During Easter Week she was taken prisoner by the British but they were at a loss what to do with her as she did not fit the typical profile of an Irish ‘Rebel’. After a few weeks of captivity she was deported to England and sent to work with a Doctor in Bath. By the end of the year, she was back at her home in Rathmines, re-establishing her practice.
In 1917, she became one of four women members of the national executive committee of Sinn Fein. She campaigned for Constance Markievicz in the general election of 1918 and was one of five women elected to the Dáil in 1923 but as an abstentionist in opposition to the Treaty she did not take her seat. She was a member of Rathmines Urban District Council and vice-president of the Irish Women Workers' Union.
But perhaps her greatest contribution was in the work of dedicated and profesional care for very young sick infants. In 1919 Lynn together with Madeleine ffrench-Mullen (her life long companion) and a number of other politically-active medical women founded St. Ultan’s Hospital for Infants in Charlemont Street, Dublin. At that time in Dublin, infant mortality was 150 per 1,000 births and there was extensive malnutrition among the general populace.
The initial focus of the hospital was on treating those suffering from malnutrition and syphilitic infants due to an epidemic of that disease amongst the poorest of working class Dubliners - probabaly spread by returning soldiers disbanded after the end of the First World War. They started with a Capital of some $200 and Then we worked – and worked. By 1925 they had a hospital with 25 beds where babies could be treated and had set up what was practically a dispensary to teach mothers how to care for their babies at home.
Today her hospital is now long gone, closing back in the 1980s. But she was a lifelong campaigner for women’s and workers’ rights.
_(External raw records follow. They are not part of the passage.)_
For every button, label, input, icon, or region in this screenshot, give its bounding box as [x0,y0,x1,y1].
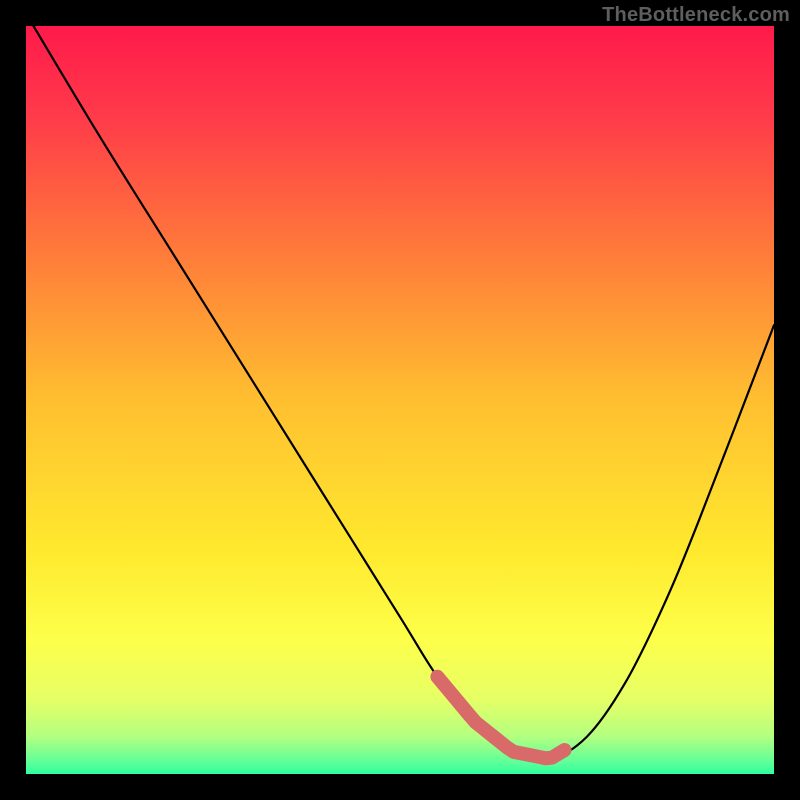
watermark-text: TheBottleneck.com [602,4,790,27]
bottleneck-curve-svg [26,26,774,774]
plot-area [26,26,774,774]
optimal-range-highlight [437,677,564,758]
chart-frame: TheBottleneck.com [0,0,800,800]
bottleneck-curve [33,26,774,760]
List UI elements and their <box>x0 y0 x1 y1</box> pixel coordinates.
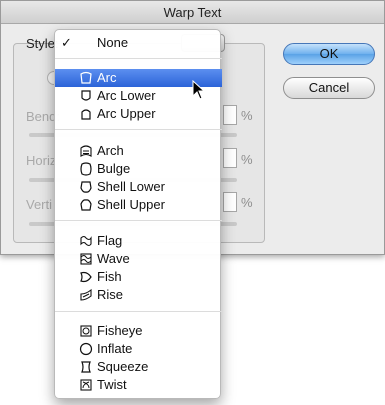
shell-upper-icon <box>80 199 92 211</box>
mouse-cursor-icon <box>192 80 206 100</box>
menu-item-wave[interactable]: Wave <box>55 250 222 268</box>
menu-item-label: Fish <box>97 269 122 284</box>
menu-item-shell-upper[interactable]: Shell Upper <box>55 196 222 214</box>
menu-item-label: Flag <box>97 233 123 248</box>
menu-separator <box>55 220 222 221</box>
fish-icon <box>80 271 92 283</box>
bend-percent: % <box>241 108 253 123</box>
ok-button[interactable]: OK <box>283 43 375 65</box>
menu-item-label: Inflate <box>97 341 133 356</box>
bulge-icon <box>80 162 92 176</box>
menu-item-label: Shell Upper <box>97 197 165 212</box>
menu-item-label: Rise <box>97 287 124 302</box>
horizontal-label: Horiz <box>26 153 57 168</box>
menu-item-fish[interactable]: Fish <box>55 268 222 286</box>
arc-upper-icon <box>81 109 91 120</box>
menu-item-fisheye[interactable]: Fisheye <box>55 322 222 340</box>
bend-field[interactable] <box>223 105 237 125</box>
menu-item-rise[interactable]: Rise <box>55 286 222 304</box>
dialog-title: Warp Text <box>1 1 384 24</box>
menu-separator <box>55 311 222 312</box>
horizontal-field[interactable] <box>223 148 237 168</box>
menu-item-label: Squeeze <box>97 359 149 374</box>
wave-icon <box>80 253 92 265</box>
menu-item-label: Fisheye <box>97 323 143 338</box>
menu-item-label: Twist <box>97 377 127 392</box>
cancel-button[interactable]: Cancel <box>283 77 375 99</box>
menu-item-inflate[interactable]: Inflate <box>55 340 222 358</box>
twist-icon <box>80 379 92 391</box>
arc-icon <box>80 71 92 84</box>
menu-item-label: Bulge <box>97 161 131 176</box>
menu-item-shell-lower[interactable]: Shell Lower <box>55 178 222 196</box>
menu-item-label: Arch <box>97 143 124 158</box>
menu-item-label: Arc Upper <box>97 106 156 121</box>
vertical-field[interactable] <box>223 192 237 212</box>
vertical-percent: % <box>241 195 253 210</box>
menu-separator <box>55 129 222 130</box>
menu-item-arc-upper[interactable]: Arc Upper <box>55 105 222 123</box>
shell-lower-icon <box>80 181 92 193</box>
menu-item-twist[interactable]: Twist <box>55 376 222 394</box>
menu-item-arch[interactable]: Arch <box>55 142 222 160</box>
menu-item-label: Arc Lower <box>97 88 156 103</box>
checkmark-icon: ✓ <box>61 35 72 50</box>
vertical-label: Verti <box>26 197 53 212</box>
menu-item-bulge[interactable]: Bulge <box>55 160 222 178</box>
menu-separator <box>55 58 222 59</box>
inflate-icon <box>79 342 93 356</box>
menu-item-flag[interactable]: Flag <box>55 232 222 250</box>
flag-icon <box>80 235 92 247</box>
menu-item-none[interactable]: ✓ None <box>55 34 222 52</box>
menu-item-squeeze[interactable]: Squeeze <box>55 358 222 376</box>
menu-item-label: Wave <box>97 251 130 266</box>
squeeze-icon <box>81 361 91 373</box>
menu-item-label: Arc <box>97 70 117 85</box>
menu-item-label: None <box>97 35 129 50</box>
horizontal-percent: % <box>241 152 253 167</box>
arc-lower-icon <box>81 90 91 101</box>
menu-item-label: Shell Lower <box>97 179 165 194</box>
rise-icon <box>80 288 92 301</box>
arch-icon <box>80 145 92 157</box>
fisheye-icon <box>80 325 92 337</box>
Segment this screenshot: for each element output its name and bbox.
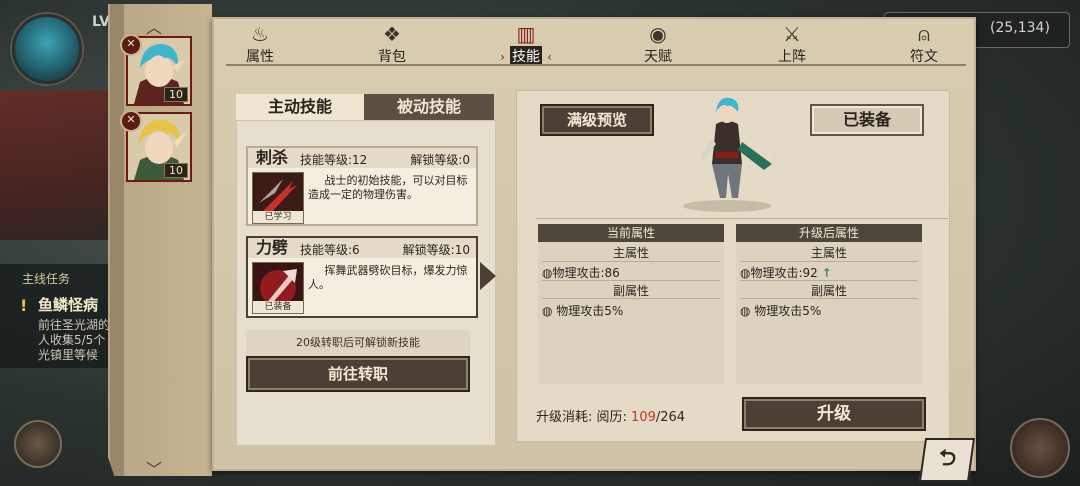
return-arrow-icon[interactable]: ⮌ — [918, 438, 976, 482]
row-divider — [740, 280, 918, 281]
sub-attribute-value: ◍ 物理攻击5% — [542, 304, 624, 318]
bottom-right-building-icon[interactable] — [1010, 418, 1070, 478]
upgrade-cost: 升级消耗: 阅历: 109/264 — [536, 406, 685, 425]
tab-label: 属性 — [246, 49, 274, 65]
main-attribute-text: 物理攻击:86 — [552, 266, 620, 280]
eye-icon: ◉ — [649, 22, 667, 46]
flame-icon: ♨ — [251, 22, 269, 46]
player-level: LV — [92, 14, 110, 30]
skill-unlock-level: 解锁等级:0 — [410, 153, 470, 167]
tab-runes[interactable]: ⍝ 符文 — [888, 22, 960, 76]
detail-divider — [536, 218, 948, 219]
skill-card-cleave[interactable]: 力劈 技能等级:6 解锁等级:10 已装备 挥舞武器劈砍目标，爆发力惊人。 — [246, 236, 478, 318]
background-roof — [0, 90, 120, 240]
main-attribute-value: ◍物理攻击:92 ↑ — [740, 266, 832, 280]
selection-pointer — [480, 262, 496, 290]
unlock-hint: 20级转职后可解锁新技能 — [246, 330, 470, 356]
skill-name: 刺杀 — [256, 148, 289, 167]
upgraded-attributes: 升级后属性 主属性 ◍物理攻击:92 ↑ 副属性 ◍ 物理攻击5% — [736, 224, 922, 384]
tab-deploy[interactable]: ⚔ 上阵 — [756, 22, 828, 76]
tab-divider — [226, 64, 966, 66]
book-icon: ▥ — [516, 22, 536, 46]
coordinate-readout: (25,134) — [990, 20, 1050, 36]
chevron-up-icon[interactable]: ︿ — [146, 14, 162, 38]
up-arrow-icon: ↑ — [821, 266, 832, 280]
main-attribute-title: 主属性 — [810, 246, 847, 260]
row-divider — [740, 298, 918, 299]
row-divider — [740, 261, 918, 262]
sub-attribute-title: 副属性 — [810, 284, 847, 298]
sub-attribute-title: 副属性 — [612, 284, 649, 298]
current-attributes: 当前属性 主属性 ◍物理攻击:86 副属性 ◍ 物理攻击5% — [538, 224, 724, 384]
character-class-badge: ✕ — [120, 34, 142, 56]
current-attributes-header: 当前属性 — [538, 224, 724, 242]
sub-attribute-value: ◍ 物理攻击5% — [740, 304, 822, 318]
row-divider — [542, 298, 720, 299]
cost-label: 升级消耗: 阅历: — [536, 410, 627, 425]
quest-name[interactable]: 鱼鳞怪病 — [38, 294, 98, 315]
skill-unlock-level: 解锁等级:10 — [402, 243, 470, 257]
tab-talent[interactable]: ◉ 天赋 — [622, 22, 694, 76]
tab-bag[interactable]: ❖ 背包 — [356, 22, 428, 76]
tab-label: 技能 — [510, 46, 542, 66]
equipped-button[interactable]: 已装备 — [810, 104, 924, 136]
tab-label: 背包 — [378, 49, 406, 65]
tab-label: 天赋 — [644, 49, 672, 65]
quest-description: 前往圣光湖的人收集5/5个光镇里等候 — [38, 318, 111, 362]
skill-description: 挥舞武器劈砍目标，爆发力惊人。 — [308, 264, 468, 291]
chevron-right-icon: › — [500, 50, 505, 64]
axe-skill-icon: 已装备 — [252, 262, 304, 314]
cost-required: 264 — [660, 410, 686, 425]
tab-attributes[interactable]: ♨ 属性 — [224, 22, 296, 76]
skill-header: 力劈 技能等级:6 解锁等级:10 — [248, 238, 476, 258]
skill-card-assassinate[interactable]: 刺杀 技能等级:12 解锁等级:0 已学习 战士的初始技能，可以对目标造成一定的… — [246, 146, 478, 226]
character-level: 10 — [164, 87, 188, 102]
crossed-swords-icon: ⚔ — [783, 22, 801, 46]
row-divider — [542, 261, 720, 262]
strip-shade — [110, 4, 124, 476]
bottom-left-menu-icon[interactable] — [14, 420, 62, 468]
tab-active-skills[interactable]: 主动技能 — [236, 94, 364, 120]
skill-name: 力劈 — [256, 238, 289, 257]
skill-description: 战士的初始技能，可以对目标造成一定的物理伤害。 — [308, 174, 468, 201]
sub-attribute-text: 物理攻击5% — [754, 304, 822, 318]
tab-skills[interactable]: ▥ › 技能 ‹ — [490, 22, 562, 76]
tab-passive-skills[interactable]: 被动技能 — [364, 94, 494, 120]
player-avatar[interactable] — [12, 14, 82, 84]
chevron-left-icon: ‹ — [547, 50, 552, 64]
row-divider — [542, 280, 720, 281]
advance-class-button[interactable]: 前往转职 — [246, 356, 470, 392]
main-attribute-value: ◍物理攻击:86 — [542, 266, 620, 280]
quest-section-title: 主线任务 — [22, 272, 71, 286]
quest-exclamation-icon: ! — [20, 296, 28, 315]
skill-level: 技能等级:12 — [300, 153, 368, 167]
character-class-badge: ✕ — [120, 110, 142, 132]
cost-current: 109 — [631, 410, 656, 425]
main-attribute-text: 物理攻击:92 — [750, 266, 818, 280]
skill-header: 刺杀 技能等级:12 解锁等级:0 — [248, 148, 476, 168]
rune-icon: ⍝ — [918, 22, 930, 46]
bag-icon: ❖ — [383, 22, 401, 46]
upgraded-attributes-header: 升级后属性 — [736, 224, 922, 242]
chevron-down-icon[interactable]: ﹀ — [146, 456, 162, 480]
slash-skill-icon: 已学习 — [252, 172, 304, 224]
skill-state: 已装备 — [253, 301, 303, 313]
max-level-preview-button[interactable]: 满级预览 — [540, 104, 654, 136]
skill-level: 技能等级:6 — [300, 243, 360, 257]
main-attribute-title: 主属性 — [612, 246, 649, 260]
skill-state: 已学习 — [253, 211, 303, 223]
sub-attribute-text: 物理攻击5% — [556, 304, 624, 318]
hero-illustration — [683, 97, 776, 212]
tab-label: 上阵 — [778, 49, 806, 65]
tab-label: 符文 — [910, 49, 938, 65]
upgrade-button[interactable]: 升级 — [742, 397, 926, 431]
character-level: 10 — [164, 163, 188, 178]
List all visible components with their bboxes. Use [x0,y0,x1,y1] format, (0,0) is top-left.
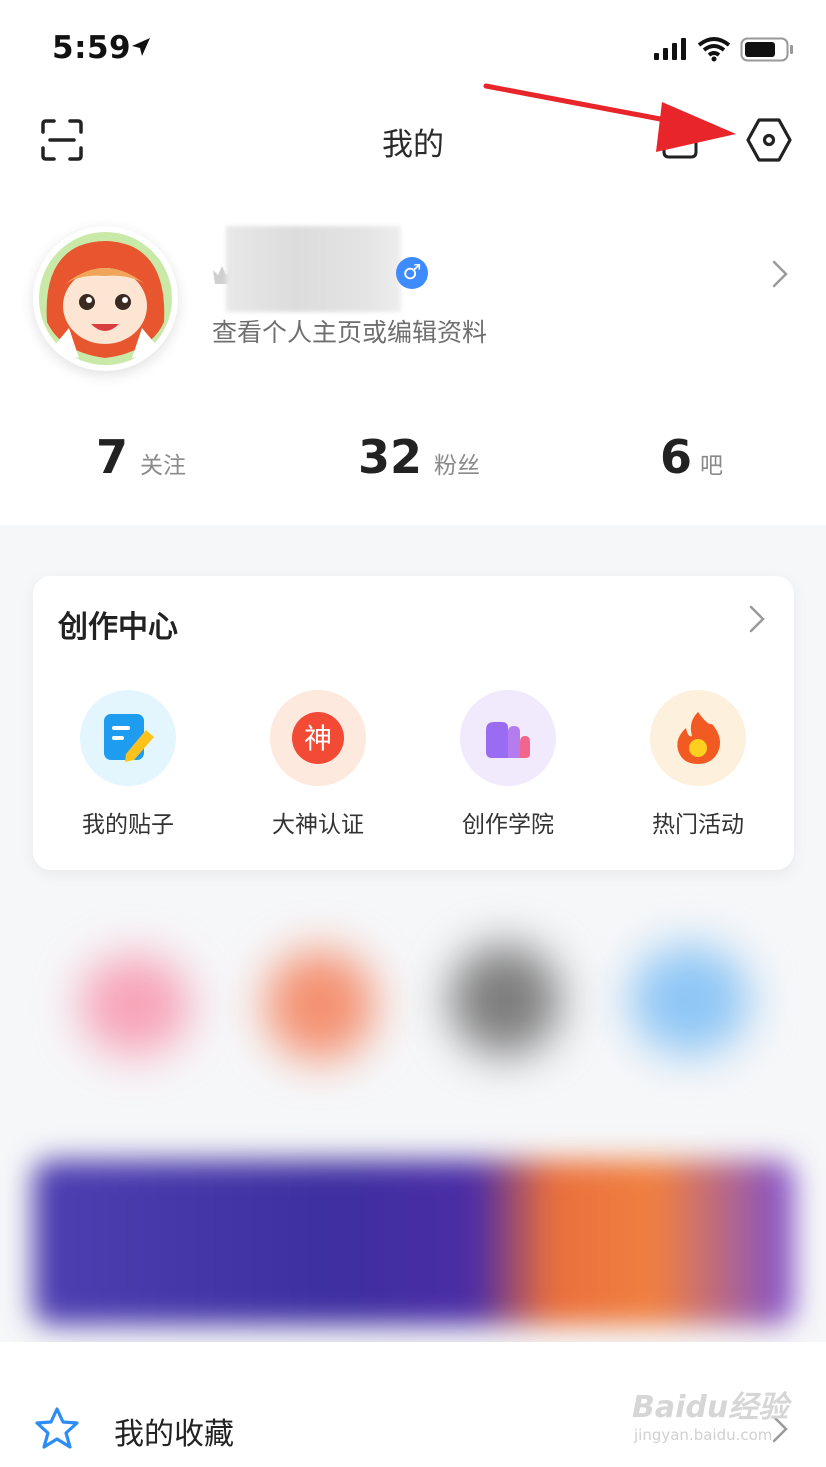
avatar[interactable] [33,226,178,371]
tool-icon-bg [80,690,176,786]
stat-value: 6 [660,430,693,484]
tool-label: 我的贴子 [82,812,174,838]
stat-value: 32 [358,430,423,484]
stat-label: 吧 [700,453,724,479]
status-time: 5:59 [52,30,132,66]
tool-hot-events[interactable]: 热门活动 [628,690,768,839]
baidu-watermark: Baidu经验 jingyan.baidu.com [632,1382,788,1444]
shen-glyph: 神 [304,722,332,755]
username-redacted[interactable] [226,226,401,312]
tool-icon-bg [650,690,746,786]
tool-creator-academy[interactable]: 创作学院 [438,690,578,839]
chevron-right-icon[interactable] [770,259,790,289]
creation-center-card: 创作中心 我的贴子 神 大神认证 创作学院 热门活动 [33,576,794,870]
stat-forums[interactable]: 6 吧 [660,430,723,484]
shen-badge-icon: 神 [292,712,344,764]
tool-expert-certification[interactable]: 神 大神认证 [248,690,388,839]
favorites-label: 我的收藏 [114,1417,234,1452]
chevron-right-icon[interactable] [747,604,767,634]
profile-subtitle[interactable]: 查看个人主页或编辑资料 [212,313,487,349]
stat-label: 粉丝 [434,453,481,479]
card-title[interactable]: 创作中心 [58,602,178,646]
watermark-main: Baidu经验 [632,1390,789,1425]
annotation-arrow-icon [483,83,736,152]
stat-followers[interactable]: 32 粉丝 [358,430,480,484]
bar-chart-icon [486,722,530,758]
stat-value: 7 [96,430,129,484]
edit-note-icon [104,714,154,762]
tool-label: 大神认证 [272,812,364,838]
tool-my-posts[interactable]: 我的贴子 [58,690,198,839]
watermark-sub: jingyan.baidu.com [634,1426,773,1444]
stat-label: 关注 [140,453,187,479]
tool-label: 创作学院 [462,812,554,838]
settings-icon[interactable] [745,116,793,164]
stat-following[interactable]: 7 关注 [96,430,186,484]
location-arrow-icon [132,38,150,56]
tool-icon-bg: 神 [270,690,366,786]
fire-icon [677,712,720,764]
star-icon [35,1407,79,1449]
cellular-signal-icon [654,38,686,60]
blurred-shortcuts[interactable] [0,925,826,1115]
battery-icon [740,37,793,62]
wifi-icon [697,37,731,62]
tool-icon-bg [460,690,556,786]
tool-label: 热门活动 [652,812,744,838]
promo-banner[interactable] [33,1160,794,1325]
male-gender-icon: ♂ [396,257,428,289]
anime-avatar-icon [39,232,172,365]
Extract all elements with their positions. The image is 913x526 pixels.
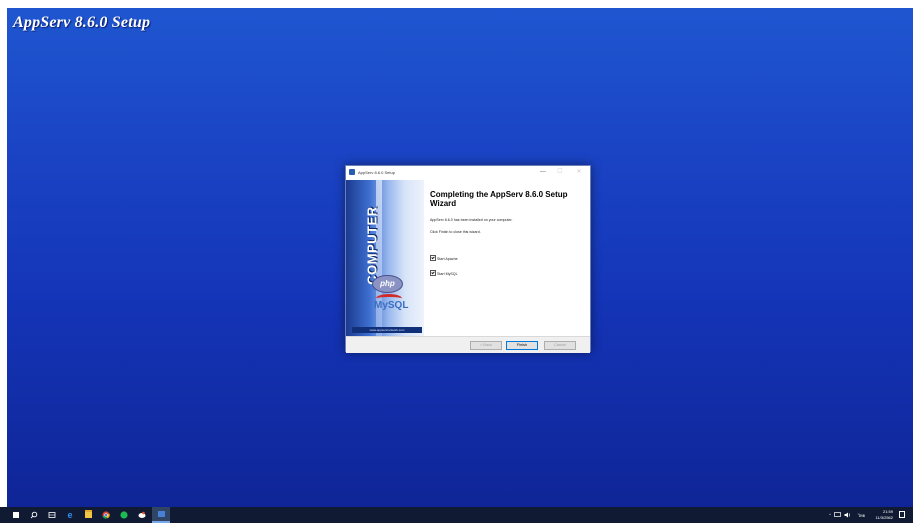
side-banner-image: COMPUTER php MySQL www.appservnetwork.co… — [346, 180, 424, 336]
notification-icon[interactable] — [899, 511, 905, 518]
desktop-background: AppServ 8.6.0 Setup AppServ 8.6.0 Setup … — [7, 8, 913, 507]
clock-time[interactable]: 21:59 — [869, 509, 893, 514]
setup-title: AppServ 8.6.0 Setup — [13, 14, 151, 31]
php-logo: php — [372, 275, 403, 293]
clock-date[interactable]: 11/3/2562 — [869, 515, 894, 520]
checkbox-checked-icon — [430, 255, 436, 262]
window-titlebar[interactable]: AppServ 8.6.0 Setup — ☐ ✕ — [346, 166, 590, 180]
back-button[interactable]: < Back — [470, 341, 502, 350]
banner-url: www.appservnetwork.com — [352, 327, 422, 333]
maximize-button[interactable]: ☐ — [553, 168, 567, 177]
button-bar: < Back Finish Cancel — [346, 336, 590, 353]
wizard-content: Completing the AppServ 8.6.0 Setup Wizar… — [430, 190, 588, 330]
mysql-logo: MySQL — [374, 300, 409, 311]
search-icon[interactable] — [26, 507, 42, 523]
start-mysql-checkbox[interactable]: Start MySQL — [430, 270, 458, 277]
appserv-window-icon — [349, 169, 355, 175]
close-button[interactable]: ✕ — [572, 168, 586, 177]
spotify-icon[interactable] — [116, 507, 132, 523]
start-button[interactable] — [8, 507, 24, 523]
minimize-button[interactable]: — — [536, 168, 550, 177]
start-mysql-label: Start MySQL — [437, 272, 458, 276]
task-view-icon[interactable] — [44, 507, 60, 523]
file-explorer-icon[interactable] — [80, 507, 96, 523]
finish-button[interactable]: Finish — [506, 341, 538, 350]
start-apache-checkbox[interactable]: Start Apache — [430, 255, 458, 262]
cancel-button[interactable]: Cancel — [544, 341, 576, 350]
installed-message: AppServ 8.6.0 has been installed on your… — [430, 218, 513, 222]
checkbox-checked-icon — [430, 270, 436, 277]
installer-window: AppServ 8.6.0 Setup — ☐ ✕ COMPUTER php M… — [345, 165, 591, 353]
volume-icon[interactable] — [844, 512, 851, 519]
start-apache-label: Start Apache — [437, 257, 458, 261]
windows-logo-icon — [13, 512, 19, 518]
app-icon[interactable] — [134, 507, 150, 523]
edge-icon[interactable]: e — [62, 507, 78, 523]
finish-instruction: Click Finish to close this wizard. — [430, 230, 481, 234]
taskbar: e ^ ไทย 21:59 11/3/2562 — [0, 507, 913, 523]
appserv-taskbar-icon[interactable] — [152, 507, 170, 523]
chrome-icon[interactable] — [98, 507, 114, 523]
network-icon[interactable] — [834, 512, 841, 519]
chevron-up-icon[interactable]: ^ — [829, 512, 831, 517]
language-indicator[interactable]: ไทย — [858, 512, 865, 519]
window-title: AppServ 8.6.0 Setup — [358, 170, 395, 175]
wizard-heading: Completing the AppServ 8.6.0 Setup Wizar… — [430, 190, 568, 208]
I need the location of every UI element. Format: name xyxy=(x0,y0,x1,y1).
Kathleen Lynn has been described as one of the great Irish humanitarians of the 20th Century. Her influence extended throughout Irish society with her work in hospital medicine, her fight against poverty and disease, her career as a politician and as a lifelong social revolutionary. From 1916 she kept extensive diaries of her life and work which are now housed in the archives of Royal College of Physicians of Ireland.
On her death she was given a full military funeral as befitted one who had fought for Irish Freedom in 1916. That and her work in the years thereafter to alleviate the sufferings of the little children from the streets of Dublin means that she deserves her place in the Pantheon of 20th Century Irish Women who strove to make Ireland a better place for her People.